La beauté selon Alberti

S’inspirant de Vitruve, Alberti conçoit la beauté comme un « je ne sçay quoi » qui résulte de la conjonction de trois facteurs   :  » beauté est un accord, ou une certaine conspiration (s’il faut parler ainsi) des parties en la totalité, ayant son nombre, sa finition, & sa place, selon que requiert la susdicte correspondance, absolu certes & principal fondement de nature  » (6) ( Livre IX,chapitre V, folio 191 et folio 192).
Le nombre : Alberti précise les nombres, pairs et impairs, dont use la nature et qu’il nous faut préférer à tous les autres pour des raisons qui peuvent nous paraître aujourd’hui bien pittoresques : le Un, parce que notre visage comporte un nez, une bouche, le Deux en rapport avec nos yeux, nos oreilles, et ainsi de suite jusqu’au nombre Dix, le plus parfait selon Aristote.
La place ou collocation (folio 195) concerne la situation dans l’espace des parties, pour une bonne partie,  » elle provient du jugement que nature a donné aux hommes… elle se fonde sur la pratique de la finition.  »
La finition  » est une certaine correspondances de lignes entr’elles, par lesquelles les quantités sont mesurées : dont l’une sert pour la longueur, l’autre pour la largeur, & la tierce pour la hauteur. Or icelle finition se faict bien divinement si l’on veult suyvre les regularitez ( les règles) par lesquelles la nature se manifeste chacun jour à nos yeux, voire s’y rend grandement admirable, qui me font affirmer une fois pour toutes, le dire de Pythagoras, qui est que la dicte nature est en tout & par tout semblable a elle mesme, & ne varie point : car (certes) ainsi va la chose, consideré que les nombres causans (qui sont la cause) que la concordance des voix se rende agreable aux aureilles, ceulx la sans autres (ceux là seuls) font aussi que les yeulx & l’entendement se remplissent de volupté merveilleuse... »
Cette correspondance entre les intervalles musicaux et les proportions en architecture est un postulat sur lequel repose la doctrine albertienne et le principe architectural des proportions en usage à la Renaissance. Mais il s’agit plus de parvenir à l’harmonie universelle (concinnitas), par le truchement des rapports musicaux qui révèlent si bien cet ordre mathématique cosmique, que de transférer mécaniquement des rapports de quantités du domaine de l’ouïe à celui de la vue : « des Musiciens donc, a qui telz nombres sont familiers & tresbien entenduz, & des autres par qui nature monstre je ne scay quoy de grand & evident en ses ouvrages, se parfera nostre finition.  »
L’harmonie  perceptible à l’oreille, repose sur les rapports arithmétiques simples, comme chez Platon ou Vitruve, établis par exemple sur un monocorde pincé aux points de partage (ou de  » compartissement  » ) :  » … nous accouplerons tous les diamètres d’un corps avec ces nombres qui sont ou nés avec les harmonies, ou bien tirés d’ailleurs par certaine bonne raison. »
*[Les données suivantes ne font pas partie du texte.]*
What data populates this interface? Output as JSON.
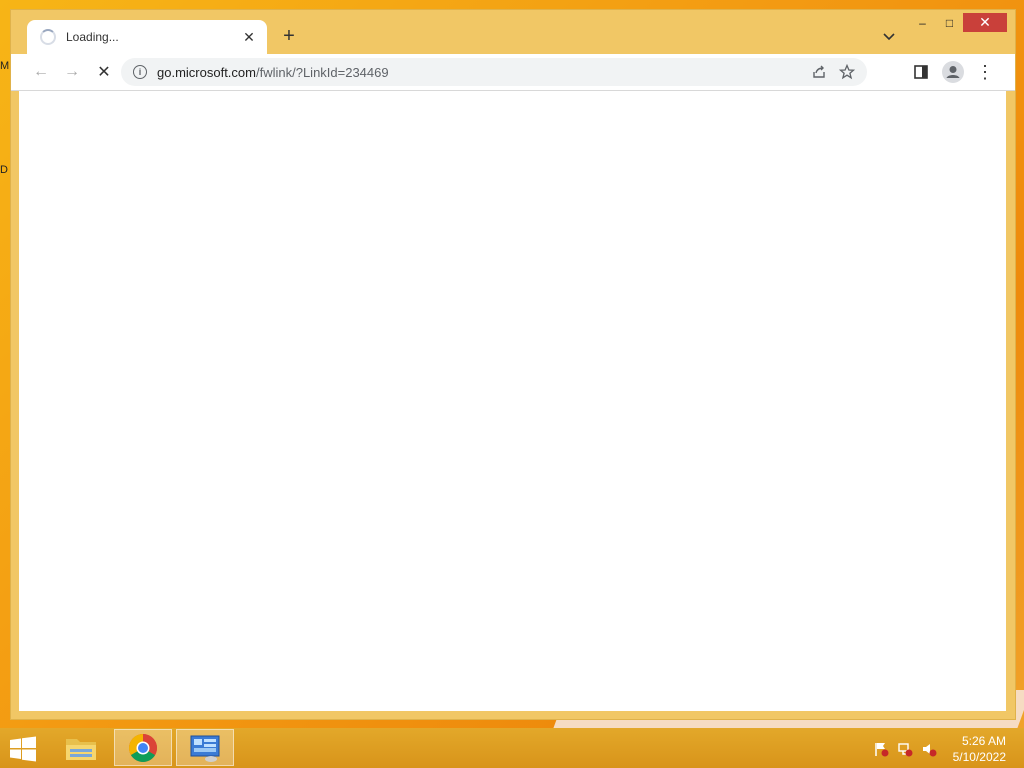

Et Alberti d’ajouter : «  Les noms des susditz accordz sont Diapente, qui se dit autrement sesquialtere (7), c’est à dire une quinte. Diatessaron ou sesquitierce (7), autrement une quarte. Diapason, ou double, que l’on dict une octave : & Diapason Diapente, qui est une douzième (octave+quinte), ou mesure triple : puis Disdiapason, qui vault une quinzième, ou proportion quadruple… »

accords

Ajoutons à ces accords le Ton ( » la plus grande corde comparée à la moindre, la suravance d’une huitieme partie d’icelle moindre « ) et nous auront les principaux accords,  » ces nombres dont les architectes usent tres commodement  » pour établir le plan des places, des marchés et des aires à découvert.

Pour les lieux publics couverts, ces nombres  » comparent la largeur a la longueur, & veulent qu’a l’un & a l’autre la hauteur corresponde en bonne harmonie, ou symmetrie et proportion « . Notons que certains de ces accords peuvent induire d’autres subdivisions, par exemple le triple peut être engendré par la combinaison d’un diapason et d’un diapente (1/2/3) mais peut aussi être généré par un diatessaron (quarte) suivi d’une octave augmentée d’un ton (3/4/9) ou d’une quarte suivie d’une quinte double (9/12/18/27).

Alberti distingue trois types d’aires : courtes, moyennes et longues. Certaines sont obtenues par « l’engendrement  » de rapports successifs que nous pourrions nommer rapports composés ou engendrés.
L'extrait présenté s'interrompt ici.